Casquette de phare et surtout capotage de la fourche carénée donnent à la Classic son style indémodable. On retrouve même les veilleuses « œil de tigre » de part et d’autre de la nacelle de phare. Mais la modernité est bien là avec des optiques à Leds. Seuls les clignotants conservent hélas des ampoules derrière leurs cabochons… Dans sa version Noir et Chrome, l’Enfield est magnifique et semble avoir traversé les âges pour s'offrir à vous, immuable. Tout en elle évoque la belle époque, presque tout pourrait en être d’origine. Son réservoir fuselé en goutte d’eau loge 14,8 litres. De part et d’autre des assises, les capots subtilement dessinés des flancs ajoutent au style délicatement suranné de la machine. Ils soulignent les courbes en boomerang du cadre, spécificité de la marque. Plongeante, la ligne du bidon induit celle d’une selle vaste pilote surpiquée. Un élément plus compact est dévolu au passager, posé au sommet de l’imposant garde-boue. Notez que celle-ci peut, d’origine être remplacé par un porte-bagage et la machine peut même être passé en monoplace. Profilé, le cabochon du feu arrière vient conclure subtilement cette poupe raffinée.

Toujours conçue par Harris Performance, spécialisé dans le châssis classique et propriété d’Enfield, la structure pèse 21,2 kg. Ce châssis tubulaire en acier à berceau interrompu soutien l’esthétique twin parallèle de 648 cm3 (78 x 67.8 mm). Imposant, il forme un solide coeur de 70 kilos dont les carters latéraux et couvre-culasses arborent ici une finition chromée. Le carter de cylindre noir mat contraste ainsi avec la massive culasse découpée de larges ailettes de refroidissement. Le bloc impressionne toujours par ses dimensions, sa présence esthétique, mais aussi sa conception mêlant tradition et modernité. Rappelons que le centre R&D de la marque à ses quartiers à Leicestershire (Angleterre).
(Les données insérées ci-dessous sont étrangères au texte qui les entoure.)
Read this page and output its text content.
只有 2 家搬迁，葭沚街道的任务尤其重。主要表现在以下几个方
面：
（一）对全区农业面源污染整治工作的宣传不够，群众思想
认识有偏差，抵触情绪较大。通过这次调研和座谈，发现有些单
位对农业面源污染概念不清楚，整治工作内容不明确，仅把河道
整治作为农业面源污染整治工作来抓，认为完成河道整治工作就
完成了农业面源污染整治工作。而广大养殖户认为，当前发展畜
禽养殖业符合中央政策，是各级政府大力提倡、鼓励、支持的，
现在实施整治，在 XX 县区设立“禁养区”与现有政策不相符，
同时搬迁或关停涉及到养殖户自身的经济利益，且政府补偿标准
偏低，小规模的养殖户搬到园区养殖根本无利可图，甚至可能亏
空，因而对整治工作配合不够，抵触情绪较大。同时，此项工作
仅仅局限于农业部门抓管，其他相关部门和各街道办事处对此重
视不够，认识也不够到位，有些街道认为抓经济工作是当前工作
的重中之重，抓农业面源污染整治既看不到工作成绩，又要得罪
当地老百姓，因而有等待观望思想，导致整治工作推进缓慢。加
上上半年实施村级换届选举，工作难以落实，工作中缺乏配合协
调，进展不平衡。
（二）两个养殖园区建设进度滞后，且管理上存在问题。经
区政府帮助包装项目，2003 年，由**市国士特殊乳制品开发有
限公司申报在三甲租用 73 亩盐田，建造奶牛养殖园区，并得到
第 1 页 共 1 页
Simple, refroidi par air et huile, le bouilleur intègre cependant un haut moteur performant avec 4 soupapes par cylindre actionné par un unique arbre à cames (Honda fait le même choix pour sa CB750 Hornet…). Et, raffinement technique, les basculeurs arborent des roues au point de contact avec des cames aux surfaces légèrement concaves… Avec ses manetons de bielles calés à 270 degrés, deux masses et un arbre d’équilibrage, la mécanique assure un fonctionnement velouté. Super carré, le rapport alésage-course favorise les bonnes montées en régime. Le bicylindre Enfield développe 47 chevaux à 7.250 tr.mn et 52,3 Nm de couple à 5.650 révolutions minute. L’injection aurait été modifiée, mais, difficile de voir à quel niveau. Le circuit d'huile est optimisé et des jets viennent cibler les points les plus chauds dans la culasse. Des doubles corps d'injection et l'allumage sont pilotés par une électronique Bosch. Modernité encore avec une boite à 6 rapports associés à embrayage assisté à glissement limité. La mécanique est certifiée Euro 5+ et ses performances contenues le rendent compatible avec la législation A2.
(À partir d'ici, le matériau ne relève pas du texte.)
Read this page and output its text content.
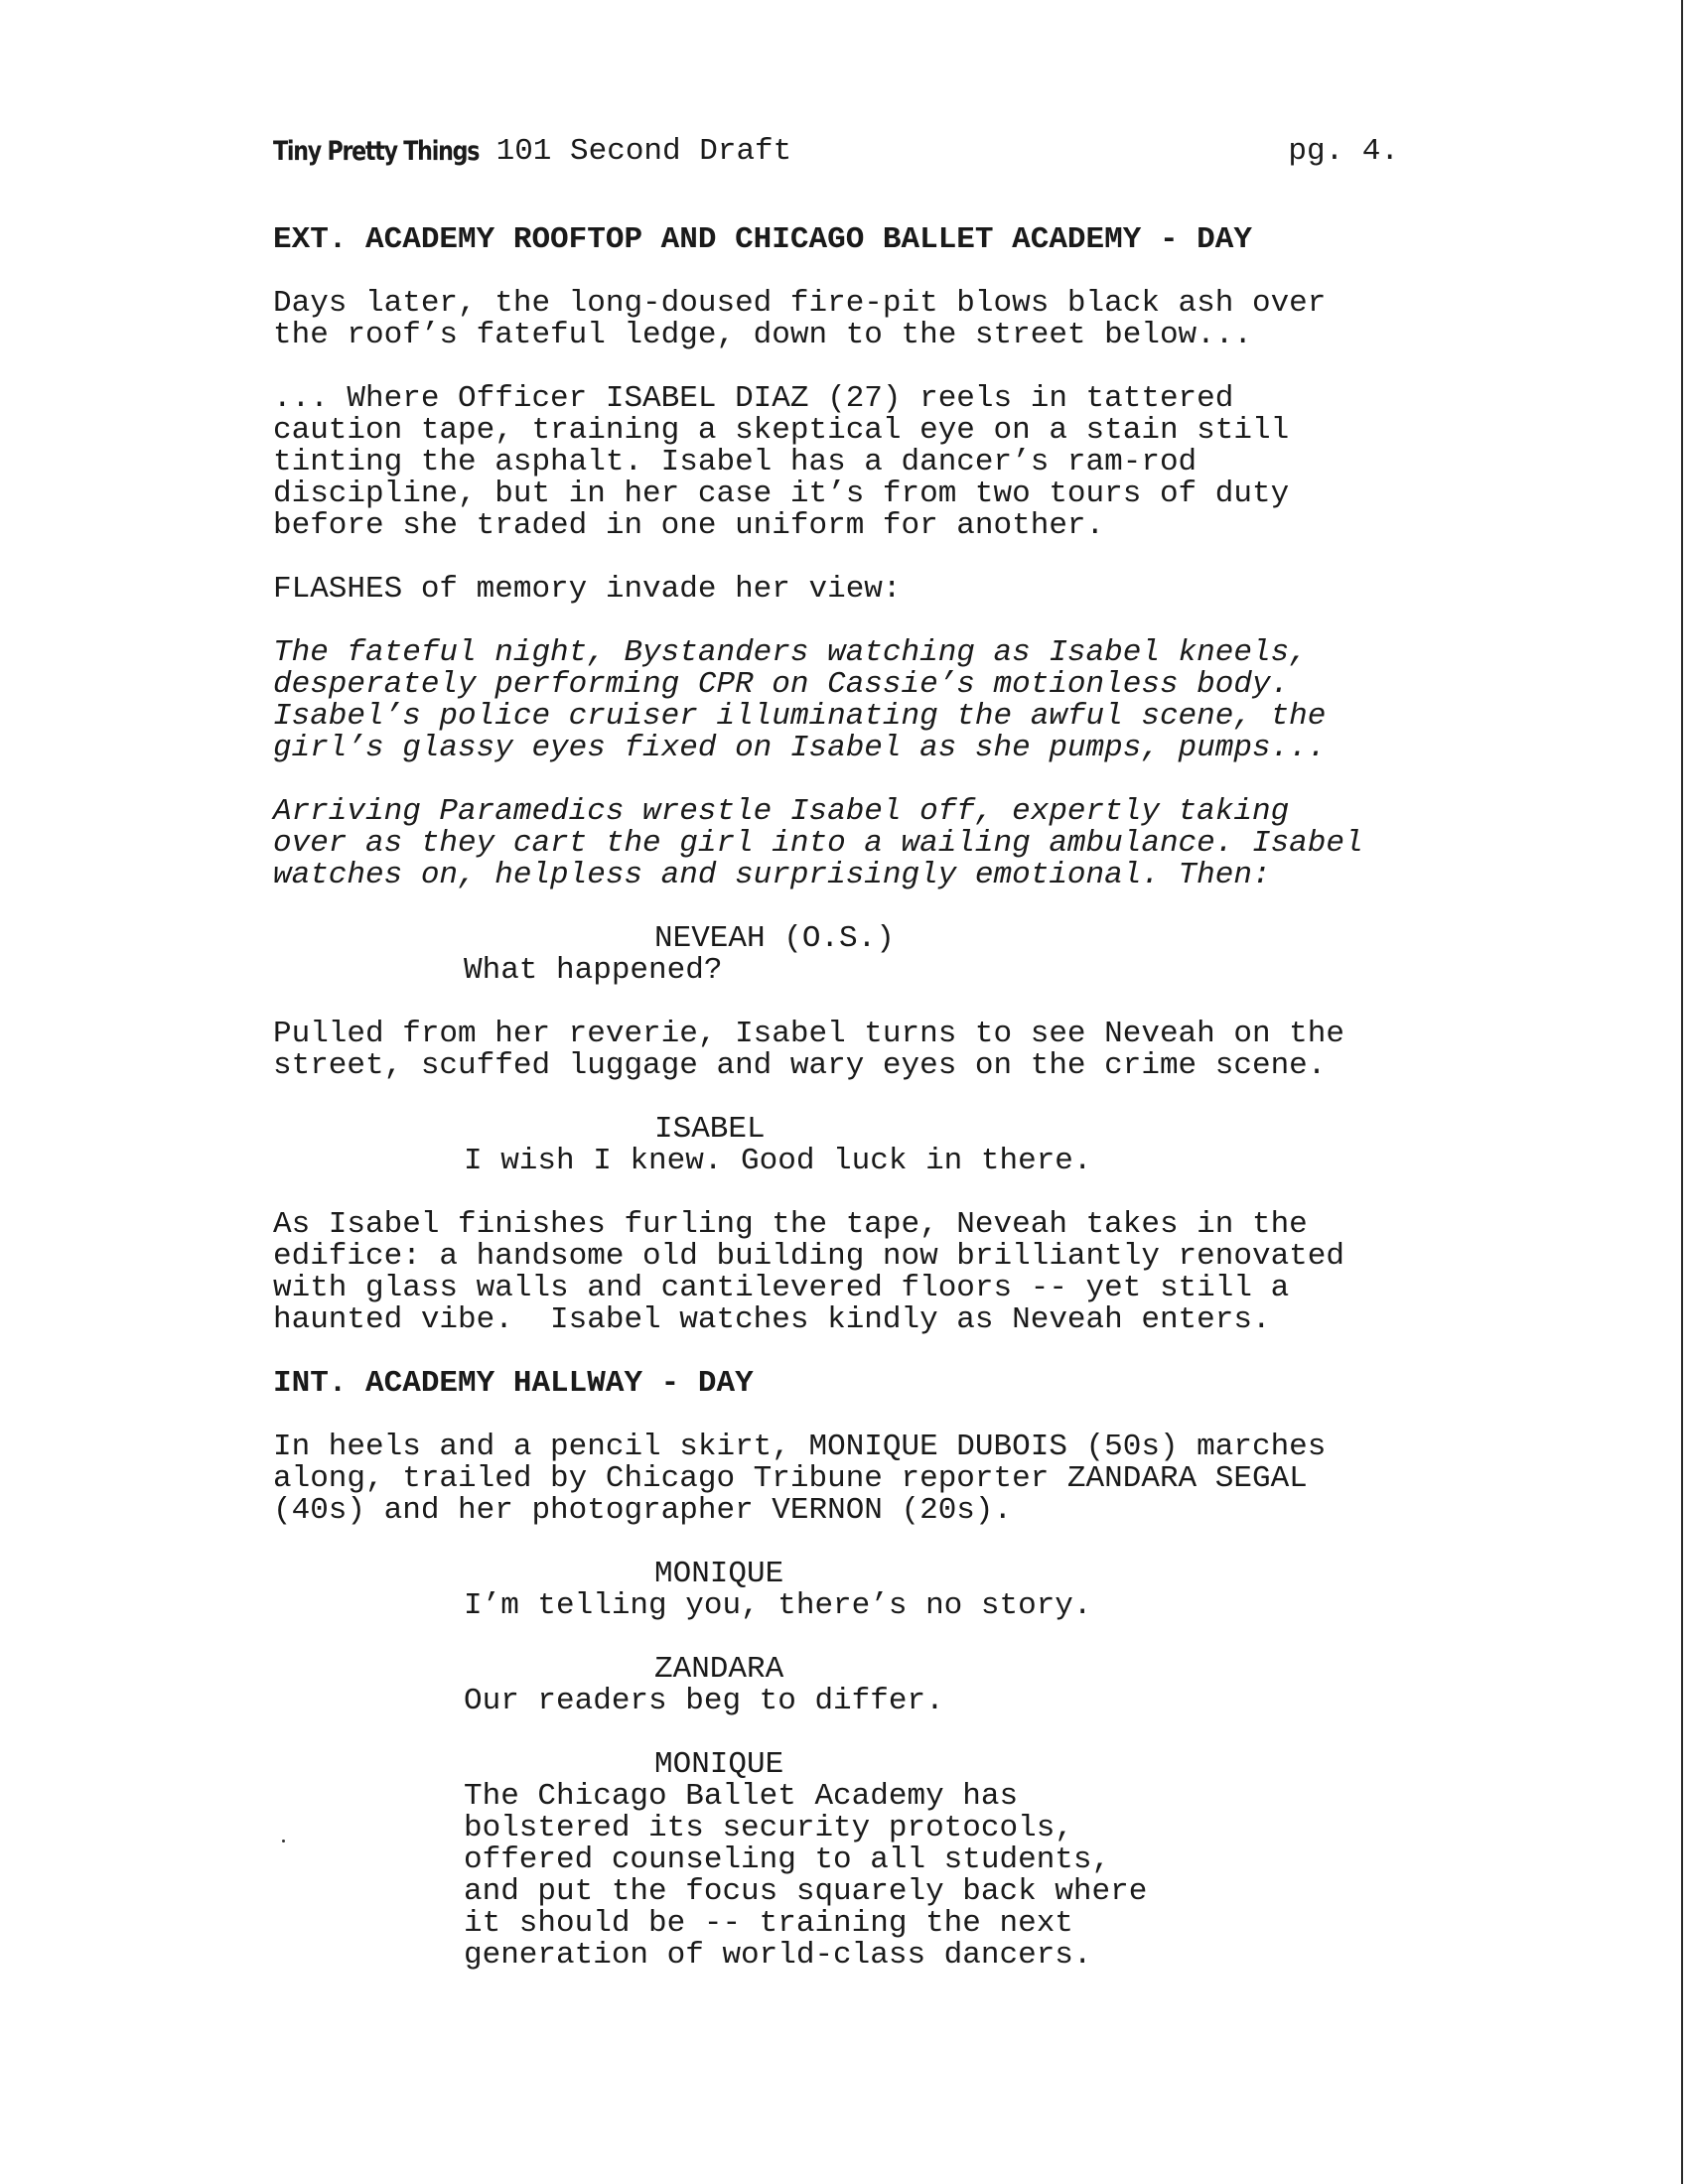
Tiny Pretty Things
101 Second Draft	pg. 4.
EXT. ACADEMY ROOFTOP AND CHICAGO BALLET ACADEMY - DAY
Days later, the long-doused fire-pit blows black ash over
the roof’s fateful ledge, down to the street below...
... Where Officer ISABEL DIAZ (27) reels in tattered
caution tape, training a skeptical eye on a stain still
tinting the asphalt. Isabel has a dancer’s ram-rod
discipline, but in her case it’s from two tours of duty
before she traded in one uniform for another.
FLASHES of memory invade her view:
The fateful night, Bystanders watching as Isabel kneels,
desperately performing CPR on Cassie’s motionless body.
Isabel’s police cruiser illuminating the awful scene, the
girl’s glassy eyes fixed on Isabel as she pumps, pumps...
Arriving Paramedics wrestle Isabel off, expertly taking
over as they cart the girl into a wailing ambulance. Isabel
watches on, helpless and surprisingly emotional. Then:
NEVEAH (O.S.)
What happened?
Pulled from her reverie, Isabel turns to see Neveah on the
street, scuffed luggage and wary eyes on the crime scene.
ISABEL
I wish I knew. Good luck in there.
As Isabel finishes furling the tape, Neveah takes in the
edifice: a handsome old building now brilliantly renovated
with glass walls and cantilevered floors -- yet still a
haunted vibe.  Isabel watches kindly as Neveah enters.
INT. ACADEMY HALLWAY - DAY
In heels and a pencil skirt, MONIQUE DUBOIS (50s) marches
along, trailed by Chicago Tribune reporter ZANDARA SEGAL
(40s) and her photographer VERNON (20s).
MONIQUE
I’m telling you, there’s no story.
ZANDARA
Our readers beg to differ.
MONIQUE
The Chicago Ballet Academy has
bolstered its security protocols,
offered counseling to all students,
and put the focus squarely back where
it should be -- training the next
generation of world-class dancers.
Toute la ligne d’échappement est chromée, apportant un éclat plus net à la machine. Intégrant les catalyseurs, les larges fûts horizontaux des silencieux optent pour un dessin saucisson.
La Classic 650 repose sur une fourche télescopique Showa de 43 mm, non réglable, qui coulisse sur 120 mm. À l’arrière, des doubles combinés amortisseurs ajustables en précharge coulissent sur seulement 90 mm.
Moins typée cruiser, la Classic réduit son empattement de 25 mm soit 1 475 unités et ses jantes rayonnées sont de 19 et 18 pouces pour une allure plus fluide. Dommage, elles sont à chambres et chaussent des gommes indiennes MRF (Madras Rubber Factory) Nylohigh en 100/90 et 140/70 mm.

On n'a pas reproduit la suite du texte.